This week brings a fourth post from Eleanor Baron’s Nourishing Words Blog out of Concord, New Hampshire, where a group is participating in NWEI’s Hungry for Change: Food, Ethics and Sustainability discussion course. This post addresses Session Four of the course: Just Food, where articles deal with food’s complicated world of ethics and justice.

It’s easy to turn our attention away from the disturbing, messy and sometimes horrific side of food production. We protect ourselves from this perspective; the industry protects us as well. Indeed, it would seem to be in everybody’s best interest not to talk about these things. We wouldn’t upset one another, and we wouldn’t have to face difficult decisions.

How animals are treated, the working conditions of many agricultural workers, forced labor and paltry wages are all topics not often covered by mainstream media. Due to powerful lobbies, even our politicians seem not to care. The fact that those winter tomatoes northerners so innocently buy at the grocery store are possibly the product of human slavery in Florida—that’s information that would shock most people, if they took the initiative to dig a little deeper into the story of their food.

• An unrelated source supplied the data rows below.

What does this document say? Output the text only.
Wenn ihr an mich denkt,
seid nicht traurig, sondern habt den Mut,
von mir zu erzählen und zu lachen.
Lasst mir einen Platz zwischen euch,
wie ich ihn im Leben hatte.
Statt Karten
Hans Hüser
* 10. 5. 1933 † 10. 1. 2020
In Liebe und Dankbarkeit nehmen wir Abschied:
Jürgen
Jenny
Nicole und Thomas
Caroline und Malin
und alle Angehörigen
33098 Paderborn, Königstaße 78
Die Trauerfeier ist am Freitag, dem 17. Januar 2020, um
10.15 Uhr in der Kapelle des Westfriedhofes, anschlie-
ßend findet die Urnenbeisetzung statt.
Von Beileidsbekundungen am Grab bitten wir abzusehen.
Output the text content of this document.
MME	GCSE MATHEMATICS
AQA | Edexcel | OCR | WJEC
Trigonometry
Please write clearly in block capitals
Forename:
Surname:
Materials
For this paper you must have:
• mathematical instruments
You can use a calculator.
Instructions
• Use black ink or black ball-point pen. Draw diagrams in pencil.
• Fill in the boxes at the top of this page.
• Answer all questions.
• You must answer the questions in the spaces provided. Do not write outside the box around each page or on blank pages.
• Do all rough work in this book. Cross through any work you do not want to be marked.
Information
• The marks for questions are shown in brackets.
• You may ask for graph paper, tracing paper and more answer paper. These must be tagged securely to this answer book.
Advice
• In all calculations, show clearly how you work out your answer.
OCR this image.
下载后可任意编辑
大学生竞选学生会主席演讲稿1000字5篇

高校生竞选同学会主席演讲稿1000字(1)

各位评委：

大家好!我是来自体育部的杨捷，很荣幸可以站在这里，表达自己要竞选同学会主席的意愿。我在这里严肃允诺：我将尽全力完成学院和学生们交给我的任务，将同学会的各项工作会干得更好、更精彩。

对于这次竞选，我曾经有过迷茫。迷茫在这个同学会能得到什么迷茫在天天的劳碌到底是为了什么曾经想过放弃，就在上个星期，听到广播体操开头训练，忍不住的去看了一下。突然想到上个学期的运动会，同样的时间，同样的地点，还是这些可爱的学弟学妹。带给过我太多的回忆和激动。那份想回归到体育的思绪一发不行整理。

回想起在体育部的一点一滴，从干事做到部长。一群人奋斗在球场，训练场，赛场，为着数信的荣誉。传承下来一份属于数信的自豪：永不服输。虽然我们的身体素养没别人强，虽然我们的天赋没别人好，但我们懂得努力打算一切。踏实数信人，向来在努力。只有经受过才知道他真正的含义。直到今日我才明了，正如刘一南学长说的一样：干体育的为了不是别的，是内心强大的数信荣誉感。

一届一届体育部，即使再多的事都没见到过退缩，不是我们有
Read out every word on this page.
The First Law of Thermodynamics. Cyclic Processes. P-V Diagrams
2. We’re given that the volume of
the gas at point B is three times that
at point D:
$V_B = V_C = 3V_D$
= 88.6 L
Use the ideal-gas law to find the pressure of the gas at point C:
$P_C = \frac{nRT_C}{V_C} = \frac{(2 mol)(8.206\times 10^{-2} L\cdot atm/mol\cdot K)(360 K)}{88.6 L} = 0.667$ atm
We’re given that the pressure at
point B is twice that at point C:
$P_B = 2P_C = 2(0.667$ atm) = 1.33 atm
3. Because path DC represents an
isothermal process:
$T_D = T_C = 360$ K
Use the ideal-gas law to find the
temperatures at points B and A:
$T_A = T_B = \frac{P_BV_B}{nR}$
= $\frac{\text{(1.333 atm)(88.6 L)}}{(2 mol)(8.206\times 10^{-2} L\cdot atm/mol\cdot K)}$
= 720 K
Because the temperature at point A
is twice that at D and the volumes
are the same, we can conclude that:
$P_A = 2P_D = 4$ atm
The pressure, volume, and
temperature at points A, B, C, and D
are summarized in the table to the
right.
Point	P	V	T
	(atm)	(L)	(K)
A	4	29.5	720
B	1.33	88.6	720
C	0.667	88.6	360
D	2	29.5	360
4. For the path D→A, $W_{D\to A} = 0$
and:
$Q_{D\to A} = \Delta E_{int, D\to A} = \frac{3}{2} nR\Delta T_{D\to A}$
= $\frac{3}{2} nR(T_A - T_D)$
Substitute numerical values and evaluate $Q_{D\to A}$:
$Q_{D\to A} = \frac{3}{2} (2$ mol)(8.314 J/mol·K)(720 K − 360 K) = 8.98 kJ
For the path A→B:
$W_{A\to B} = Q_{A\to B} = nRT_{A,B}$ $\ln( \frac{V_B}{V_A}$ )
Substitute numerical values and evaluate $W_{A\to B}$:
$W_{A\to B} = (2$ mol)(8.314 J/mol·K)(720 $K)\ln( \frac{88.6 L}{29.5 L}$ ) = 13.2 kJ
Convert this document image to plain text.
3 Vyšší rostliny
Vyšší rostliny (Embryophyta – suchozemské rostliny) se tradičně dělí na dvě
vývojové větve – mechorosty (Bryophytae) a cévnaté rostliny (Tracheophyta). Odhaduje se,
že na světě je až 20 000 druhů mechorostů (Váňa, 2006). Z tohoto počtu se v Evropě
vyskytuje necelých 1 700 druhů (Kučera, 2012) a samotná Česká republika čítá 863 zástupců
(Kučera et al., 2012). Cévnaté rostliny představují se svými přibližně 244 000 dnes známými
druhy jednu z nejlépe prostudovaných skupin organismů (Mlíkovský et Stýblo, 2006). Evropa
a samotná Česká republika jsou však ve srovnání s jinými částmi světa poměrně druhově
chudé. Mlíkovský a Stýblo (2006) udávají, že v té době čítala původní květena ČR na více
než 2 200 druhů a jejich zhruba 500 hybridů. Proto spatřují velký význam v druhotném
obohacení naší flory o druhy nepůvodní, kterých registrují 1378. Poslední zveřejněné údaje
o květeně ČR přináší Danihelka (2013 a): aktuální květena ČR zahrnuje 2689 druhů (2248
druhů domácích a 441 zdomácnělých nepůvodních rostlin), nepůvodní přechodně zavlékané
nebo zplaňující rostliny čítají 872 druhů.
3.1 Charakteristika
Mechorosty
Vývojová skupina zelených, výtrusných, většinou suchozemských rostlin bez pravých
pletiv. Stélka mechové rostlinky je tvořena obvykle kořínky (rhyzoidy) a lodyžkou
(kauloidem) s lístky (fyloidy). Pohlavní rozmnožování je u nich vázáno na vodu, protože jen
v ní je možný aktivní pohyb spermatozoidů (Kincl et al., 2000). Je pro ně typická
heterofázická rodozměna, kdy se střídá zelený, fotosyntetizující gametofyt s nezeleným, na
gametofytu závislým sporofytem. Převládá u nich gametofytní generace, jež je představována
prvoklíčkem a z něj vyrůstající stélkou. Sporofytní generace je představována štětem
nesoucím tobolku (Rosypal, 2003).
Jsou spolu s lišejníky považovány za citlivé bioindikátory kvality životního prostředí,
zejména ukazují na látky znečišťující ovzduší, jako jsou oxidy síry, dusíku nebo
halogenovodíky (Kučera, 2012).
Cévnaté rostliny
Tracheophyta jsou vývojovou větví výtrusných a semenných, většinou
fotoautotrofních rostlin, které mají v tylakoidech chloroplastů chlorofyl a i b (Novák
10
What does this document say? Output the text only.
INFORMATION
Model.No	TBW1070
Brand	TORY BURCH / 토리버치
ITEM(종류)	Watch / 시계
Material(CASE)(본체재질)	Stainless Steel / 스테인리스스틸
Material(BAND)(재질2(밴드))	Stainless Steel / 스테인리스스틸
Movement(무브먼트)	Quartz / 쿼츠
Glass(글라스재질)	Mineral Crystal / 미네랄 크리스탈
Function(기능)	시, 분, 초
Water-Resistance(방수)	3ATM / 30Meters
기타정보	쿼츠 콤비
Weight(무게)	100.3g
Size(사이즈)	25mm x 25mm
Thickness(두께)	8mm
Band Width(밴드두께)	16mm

This course does just that. It urges us to dig deeper, consider more thoughtfully and discuss more actively the stories our food can tell us. More importantly, it asks us each week what we are going to do to change those stories. Northwest Earth Institute courses are all about personal action. Reading is the first step on the path to action; discussion is the critical second step. Hearing my thoughts spoken out loud, and considering the thoughts of others, makes me realize each week how important it is to do something. Whether it’s the simple personal act of not buying something, now that we know its story, or a more public act like picketing or taking political action—it’s all important work.